With a mutual affection for Judas Priest, Iron Maiden, Run DMC and Son of Bazerk, Luke Sick and Slater are the perfect team. Boyhood friends and longtime musical renegades, they have a relationship that goes beyond the parameters of a normal friendship. However, as with most friendships, Luke Sick and Slater have their ups and downs – they’ll drink beer at strip clubs at 10 o’clock in the morning, then they won’t talk for a week. “We live our crazy separate lives,” Luke Sick says. “We’re pretty close and we see each other many times throughout the week, but it’s not a perfect romance or anything. We’ve been friends for a long time but it can get to be real insanity, which I think is better.”

Although Luke Sick and Slater admit that Le Cock Sportif was therapeutic to make because it offered a medium where they could sublimate their frustration with Palo Alto, the effect was admittedly palliative. The fact of the matter is that the disparity of class and the erosion of their hometown will always be sources of despair. “The record is pretty literal. It’s about how no one ever looks at the underside of Palo Alto,” Slater says. “Either you’re rich or you’re broke. It sucks growing up there, because even if you’re poor, you’re automatically thrown into a school with all these rich people. The difference is always right in your face.” “It’s this annoying ‘winner’ town,” Luke Sick adds, “but then there’s all these people who are the ‘losers’ with nowhere to go. It’s amazing that the Donnas and Stanley Jordan, or anything cultural, have come out of Palo Alto since all of this has happened. I’ve got to get out!”

Most musicians can’t wait to get in the limo and embark on a life filled with monstrous mansions and celebrity dalliances, but Luke Sick really just wants to be alone so he can write. “If you’re famous, it’s a short-lived thing. The reality is they’ll chew you and they’ll like the way it tastes for a while, but [eventually] they’ll spit you out. You’re just bubble-gum.”

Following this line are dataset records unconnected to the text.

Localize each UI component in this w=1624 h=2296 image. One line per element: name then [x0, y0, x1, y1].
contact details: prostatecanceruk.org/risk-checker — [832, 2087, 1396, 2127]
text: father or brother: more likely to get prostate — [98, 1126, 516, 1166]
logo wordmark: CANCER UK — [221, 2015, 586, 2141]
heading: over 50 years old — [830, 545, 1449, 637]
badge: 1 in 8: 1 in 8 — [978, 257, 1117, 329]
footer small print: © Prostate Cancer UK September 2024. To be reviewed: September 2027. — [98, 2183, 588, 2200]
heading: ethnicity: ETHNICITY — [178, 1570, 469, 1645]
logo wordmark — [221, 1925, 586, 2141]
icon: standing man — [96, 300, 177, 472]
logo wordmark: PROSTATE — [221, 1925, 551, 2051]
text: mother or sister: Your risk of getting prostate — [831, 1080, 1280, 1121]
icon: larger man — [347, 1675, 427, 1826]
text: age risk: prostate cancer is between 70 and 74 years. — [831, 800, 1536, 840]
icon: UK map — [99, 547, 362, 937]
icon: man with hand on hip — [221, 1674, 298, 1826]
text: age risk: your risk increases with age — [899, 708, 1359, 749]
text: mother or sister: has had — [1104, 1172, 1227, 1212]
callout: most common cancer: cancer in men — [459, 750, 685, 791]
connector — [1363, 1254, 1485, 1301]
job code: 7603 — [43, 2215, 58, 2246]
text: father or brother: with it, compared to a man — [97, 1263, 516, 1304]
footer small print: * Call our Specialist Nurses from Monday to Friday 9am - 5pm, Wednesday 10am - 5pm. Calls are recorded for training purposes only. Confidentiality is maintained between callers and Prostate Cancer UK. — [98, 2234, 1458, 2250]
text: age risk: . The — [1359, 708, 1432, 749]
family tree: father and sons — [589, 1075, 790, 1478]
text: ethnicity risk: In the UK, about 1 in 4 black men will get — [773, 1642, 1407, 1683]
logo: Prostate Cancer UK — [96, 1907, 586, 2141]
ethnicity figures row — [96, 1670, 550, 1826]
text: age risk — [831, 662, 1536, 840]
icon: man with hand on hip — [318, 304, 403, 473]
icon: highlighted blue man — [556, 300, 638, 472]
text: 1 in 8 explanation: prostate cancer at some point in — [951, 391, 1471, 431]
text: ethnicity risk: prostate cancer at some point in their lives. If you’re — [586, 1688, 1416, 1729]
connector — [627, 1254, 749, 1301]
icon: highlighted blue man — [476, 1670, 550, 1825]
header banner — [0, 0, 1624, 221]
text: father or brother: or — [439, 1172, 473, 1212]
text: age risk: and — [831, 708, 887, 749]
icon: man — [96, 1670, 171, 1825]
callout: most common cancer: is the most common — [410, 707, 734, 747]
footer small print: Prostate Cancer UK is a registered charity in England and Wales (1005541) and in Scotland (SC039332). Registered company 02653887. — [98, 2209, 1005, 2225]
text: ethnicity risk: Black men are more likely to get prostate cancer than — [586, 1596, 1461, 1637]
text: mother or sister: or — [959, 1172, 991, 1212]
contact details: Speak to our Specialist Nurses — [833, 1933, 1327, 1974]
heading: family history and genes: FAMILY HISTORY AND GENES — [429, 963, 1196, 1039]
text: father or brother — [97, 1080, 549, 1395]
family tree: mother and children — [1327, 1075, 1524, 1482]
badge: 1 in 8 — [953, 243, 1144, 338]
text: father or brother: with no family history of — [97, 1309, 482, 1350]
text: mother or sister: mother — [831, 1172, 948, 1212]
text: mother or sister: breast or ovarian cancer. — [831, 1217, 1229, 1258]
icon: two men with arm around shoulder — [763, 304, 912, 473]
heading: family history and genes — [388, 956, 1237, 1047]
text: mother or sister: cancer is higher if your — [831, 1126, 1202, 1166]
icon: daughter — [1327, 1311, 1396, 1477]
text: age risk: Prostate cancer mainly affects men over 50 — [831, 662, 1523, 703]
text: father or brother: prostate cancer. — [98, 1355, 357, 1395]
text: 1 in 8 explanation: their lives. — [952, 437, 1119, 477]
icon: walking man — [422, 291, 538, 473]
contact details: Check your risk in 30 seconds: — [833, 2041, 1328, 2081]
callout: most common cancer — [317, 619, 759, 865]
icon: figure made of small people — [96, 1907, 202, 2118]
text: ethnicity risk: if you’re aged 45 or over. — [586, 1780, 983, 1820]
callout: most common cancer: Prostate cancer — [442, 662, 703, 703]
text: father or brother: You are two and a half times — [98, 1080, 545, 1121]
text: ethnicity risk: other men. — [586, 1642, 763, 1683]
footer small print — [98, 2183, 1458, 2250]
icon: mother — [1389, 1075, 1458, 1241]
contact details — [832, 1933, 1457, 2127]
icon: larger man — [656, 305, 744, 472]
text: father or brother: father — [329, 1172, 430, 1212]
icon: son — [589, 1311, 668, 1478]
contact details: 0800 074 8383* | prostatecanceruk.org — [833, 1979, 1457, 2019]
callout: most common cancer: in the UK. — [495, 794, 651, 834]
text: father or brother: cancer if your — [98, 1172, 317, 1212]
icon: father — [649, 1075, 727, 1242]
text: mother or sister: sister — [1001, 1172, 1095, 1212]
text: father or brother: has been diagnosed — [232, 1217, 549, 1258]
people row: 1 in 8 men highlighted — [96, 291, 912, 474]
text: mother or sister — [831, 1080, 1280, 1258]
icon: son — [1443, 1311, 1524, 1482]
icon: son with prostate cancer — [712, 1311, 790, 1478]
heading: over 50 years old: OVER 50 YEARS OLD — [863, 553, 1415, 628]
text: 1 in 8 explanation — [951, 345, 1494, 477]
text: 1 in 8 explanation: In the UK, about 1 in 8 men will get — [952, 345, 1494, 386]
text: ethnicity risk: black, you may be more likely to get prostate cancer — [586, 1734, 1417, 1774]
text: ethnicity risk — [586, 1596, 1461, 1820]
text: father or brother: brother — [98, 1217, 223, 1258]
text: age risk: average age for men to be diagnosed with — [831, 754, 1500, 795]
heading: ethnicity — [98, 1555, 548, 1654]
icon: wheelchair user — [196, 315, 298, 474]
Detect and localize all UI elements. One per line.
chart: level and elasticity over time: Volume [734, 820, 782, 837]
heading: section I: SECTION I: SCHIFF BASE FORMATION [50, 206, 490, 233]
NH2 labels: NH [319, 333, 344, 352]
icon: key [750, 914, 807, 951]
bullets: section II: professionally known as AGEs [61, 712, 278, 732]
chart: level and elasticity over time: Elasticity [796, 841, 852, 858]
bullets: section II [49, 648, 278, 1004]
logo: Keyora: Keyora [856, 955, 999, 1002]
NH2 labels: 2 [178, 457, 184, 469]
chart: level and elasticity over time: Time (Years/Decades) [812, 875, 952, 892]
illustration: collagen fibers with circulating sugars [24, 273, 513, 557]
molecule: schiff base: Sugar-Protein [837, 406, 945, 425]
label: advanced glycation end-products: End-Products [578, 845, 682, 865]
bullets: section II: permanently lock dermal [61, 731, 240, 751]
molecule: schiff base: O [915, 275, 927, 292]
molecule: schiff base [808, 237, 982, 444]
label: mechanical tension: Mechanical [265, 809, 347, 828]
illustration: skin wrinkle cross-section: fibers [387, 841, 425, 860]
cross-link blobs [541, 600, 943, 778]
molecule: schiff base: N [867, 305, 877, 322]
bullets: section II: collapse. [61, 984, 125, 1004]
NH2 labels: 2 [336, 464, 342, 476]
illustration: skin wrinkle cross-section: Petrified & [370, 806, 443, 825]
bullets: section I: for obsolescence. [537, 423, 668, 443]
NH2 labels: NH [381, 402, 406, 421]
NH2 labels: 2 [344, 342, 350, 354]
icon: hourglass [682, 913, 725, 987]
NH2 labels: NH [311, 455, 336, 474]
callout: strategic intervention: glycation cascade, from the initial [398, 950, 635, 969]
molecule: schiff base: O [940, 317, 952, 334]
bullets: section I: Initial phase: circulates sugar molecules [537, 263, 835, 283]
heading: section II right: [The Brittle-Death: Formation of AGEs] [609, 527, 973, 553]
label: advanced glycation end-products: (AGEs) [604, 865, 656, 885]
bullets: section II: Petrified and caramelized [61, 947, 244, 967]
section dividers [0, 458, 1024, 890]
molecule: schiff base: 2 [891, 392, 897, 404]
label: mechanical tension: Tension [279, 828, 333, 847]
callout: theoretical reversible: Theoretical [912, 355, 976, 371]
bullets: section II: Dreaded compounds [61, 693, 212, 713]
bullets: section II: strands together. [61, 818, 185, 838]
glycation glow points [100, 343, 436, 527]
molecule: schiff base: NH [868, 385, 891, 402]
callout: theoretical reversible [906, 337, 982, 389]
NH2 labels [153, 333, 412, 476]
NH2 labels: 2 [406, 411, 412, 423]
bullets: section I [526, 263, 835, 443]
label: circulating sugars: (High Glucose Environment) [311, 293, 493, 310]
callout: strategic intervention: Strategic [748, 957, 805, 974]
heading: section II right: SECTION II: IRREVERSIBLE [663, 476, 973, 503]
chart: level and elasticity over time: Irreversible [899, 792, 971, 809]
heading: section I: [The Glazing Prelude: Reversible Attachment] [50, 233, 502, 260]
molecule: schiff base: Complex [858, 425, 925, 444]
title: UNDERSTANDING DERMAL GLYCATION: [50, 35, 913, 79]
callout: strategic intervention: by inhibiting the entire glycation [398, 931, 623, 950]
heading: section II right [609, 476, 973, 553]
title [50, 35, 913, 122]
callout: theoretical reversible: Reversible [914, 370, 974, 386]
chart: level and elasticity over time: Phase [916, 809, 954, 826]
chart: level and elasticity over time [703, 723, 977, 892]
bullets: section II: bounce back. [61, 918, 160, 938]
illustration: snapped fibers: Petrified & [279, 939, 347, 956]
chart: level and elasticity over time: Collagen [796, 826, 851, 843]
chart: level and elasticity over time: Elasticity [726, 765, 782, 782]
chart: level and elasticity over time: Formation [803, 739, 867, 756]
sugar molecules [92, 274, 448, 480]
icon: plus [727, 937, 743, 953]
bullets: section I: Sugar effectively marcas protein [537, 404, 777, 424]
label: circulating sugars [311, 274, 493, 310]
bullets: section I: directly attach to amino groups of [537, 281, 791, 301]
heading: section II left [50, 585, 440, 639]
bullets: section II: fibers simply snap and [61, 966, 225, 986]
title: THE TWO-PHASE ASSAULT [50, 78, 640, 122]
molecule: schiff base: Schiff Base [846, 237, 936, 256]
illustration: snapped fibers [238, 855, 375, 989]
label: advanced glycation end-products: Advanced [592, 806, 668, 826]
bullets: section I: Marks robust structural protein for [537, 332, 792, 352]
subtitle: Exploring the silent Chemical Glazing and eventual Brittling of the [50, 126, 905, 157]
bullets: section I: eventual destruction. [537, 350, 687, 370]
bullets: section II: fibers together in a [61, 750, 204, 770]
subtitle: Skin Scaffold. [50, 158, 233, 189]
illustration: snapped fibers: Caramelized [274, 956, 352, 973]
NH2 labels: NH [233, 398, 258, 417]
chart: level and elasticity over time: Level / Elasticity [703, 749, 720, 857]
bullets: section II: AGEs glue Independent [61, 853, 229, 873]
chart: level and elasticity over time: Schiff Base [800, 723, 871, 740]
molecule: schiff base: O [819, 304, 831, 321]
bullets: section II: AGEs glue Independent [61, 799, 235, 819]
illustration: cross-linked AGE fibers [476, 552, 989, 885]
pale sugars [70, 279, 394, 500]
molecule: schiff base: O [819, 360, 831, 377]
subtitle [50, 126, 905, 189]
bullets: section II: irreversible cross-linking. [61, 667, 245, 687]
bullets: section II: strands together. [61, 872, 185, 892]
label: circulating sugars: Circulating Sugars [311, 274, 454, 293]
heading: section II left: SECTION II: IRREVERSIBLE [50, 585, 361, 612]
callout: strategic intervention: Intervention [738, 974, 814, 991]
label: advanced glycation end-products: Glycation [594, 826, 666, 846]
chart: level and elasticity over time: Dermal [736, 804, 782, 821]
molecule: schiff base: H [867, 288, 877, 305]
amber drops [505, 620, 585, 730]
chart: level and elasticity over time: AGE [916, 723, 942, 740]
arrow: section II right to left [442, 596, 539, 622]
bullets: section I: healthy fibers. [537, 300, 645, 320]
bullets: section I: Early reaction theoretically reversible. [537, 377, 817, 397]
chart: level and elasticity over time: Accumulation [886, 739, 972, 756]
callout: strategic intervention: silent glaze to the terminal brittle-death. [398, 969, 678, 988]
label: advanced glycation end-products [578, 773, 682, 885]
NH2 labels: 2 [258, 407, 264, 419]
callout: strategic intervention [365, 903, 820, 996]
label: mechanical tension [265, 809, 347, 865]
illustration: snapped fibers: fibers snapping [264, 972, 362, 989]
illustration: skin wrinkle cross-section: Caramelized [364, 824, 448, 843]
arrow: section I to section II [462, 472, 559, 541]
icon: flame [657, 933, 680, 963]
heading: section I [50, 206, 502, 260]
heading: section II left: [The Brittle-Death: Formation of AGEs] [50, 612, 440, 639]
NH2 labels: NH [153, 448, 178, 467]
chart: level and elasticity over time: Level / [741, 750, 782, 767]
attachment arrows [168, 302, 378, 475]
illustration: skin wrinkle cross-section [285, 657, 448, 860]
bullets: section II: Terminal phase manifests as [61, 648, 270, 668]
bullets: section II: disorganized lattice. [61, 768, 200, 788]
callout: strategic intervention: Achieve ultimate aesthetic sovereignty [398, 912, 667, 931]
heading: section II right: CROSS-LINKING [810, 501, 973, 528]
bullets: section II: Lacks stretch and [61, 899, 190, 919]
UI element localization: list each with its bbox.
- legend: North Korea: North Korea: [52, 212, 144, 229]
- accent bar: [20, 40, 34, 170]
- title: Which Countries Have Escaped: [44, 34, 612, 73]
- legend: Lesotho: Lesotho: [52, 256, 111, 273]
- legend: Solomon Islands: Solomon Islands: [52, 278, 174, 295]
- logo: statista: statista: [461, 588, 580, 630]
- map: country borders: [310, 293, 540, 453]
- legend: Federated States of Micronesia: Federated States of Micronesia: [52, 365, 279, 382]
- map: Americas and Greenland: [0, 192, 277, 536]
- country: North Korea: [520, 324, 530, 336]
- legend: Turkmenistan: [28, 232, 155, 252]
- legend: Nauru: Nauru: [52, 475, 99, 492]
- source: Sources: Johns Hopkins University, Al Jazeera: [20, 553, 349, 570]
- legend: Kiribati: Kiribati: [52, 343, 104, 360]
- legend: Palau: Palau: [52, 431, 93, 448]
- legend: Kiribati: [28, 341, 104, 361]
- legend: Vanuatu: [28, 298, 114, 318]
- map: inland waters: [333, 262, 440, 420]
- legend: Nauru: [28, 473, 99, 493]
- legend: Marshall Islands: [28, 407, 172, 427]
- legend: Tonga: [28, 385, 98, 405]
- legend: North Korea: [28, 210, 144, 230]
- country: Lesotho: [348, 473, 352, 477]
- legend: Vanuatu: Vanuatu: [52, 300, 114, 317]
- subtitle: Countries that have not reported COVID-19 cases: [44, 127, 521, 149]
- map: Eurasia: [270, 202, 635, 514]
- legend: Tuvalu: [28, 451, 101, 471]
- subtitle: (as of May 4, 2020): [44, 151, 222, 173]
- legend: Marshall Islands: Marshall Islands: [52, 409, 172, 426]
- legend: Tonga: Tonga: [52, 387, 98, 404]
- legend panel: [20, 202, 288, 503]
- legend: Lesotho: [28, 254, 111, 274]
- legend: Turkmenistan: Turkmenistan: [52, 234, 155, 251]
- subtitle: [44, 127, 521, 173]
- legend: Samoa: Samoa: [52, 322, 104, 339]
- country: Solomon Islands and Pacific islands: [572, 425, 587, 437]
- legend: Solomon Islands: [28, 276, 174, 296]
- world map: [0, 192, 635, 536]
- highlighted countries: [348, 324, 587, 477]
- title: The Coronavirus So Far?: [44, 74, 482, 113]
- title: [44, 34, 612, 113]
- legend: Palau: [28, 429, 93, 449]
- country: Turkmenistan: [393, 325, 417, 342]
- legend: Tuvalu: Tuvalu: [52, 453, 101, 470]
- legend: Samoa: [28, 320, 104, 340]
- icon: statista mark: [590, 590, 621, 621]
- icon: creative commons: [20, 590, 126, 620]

A champion of John Steinbeck and the reclusive J.D. Salinger, Luke Sick yearns for the solitude that will allow him to perfect his craft. “I want to rap and I want to write. I don’t want to think about anything else. That’s what gets me out of bed in the morning. With The Catcher in The Rye, Salinger put out his super album. I like that he put it out there. He knew it would always be out there, and he knew he could live off that and so he disappeared into New Hampshire with no responsibilities. Salinger only lets himself be seen enough to stay interesting. He knows what he’s doing. He’s keeping himself famous by being not famous.” If Le Cock Sportif sells millions of copies and the money flows like water into his bank account, he has no interest in a lavish life. “I don’t need very much,” he says. “I’d rather move to Salinas and be a farmer or live for wine like the guys in Tortilla Flat.”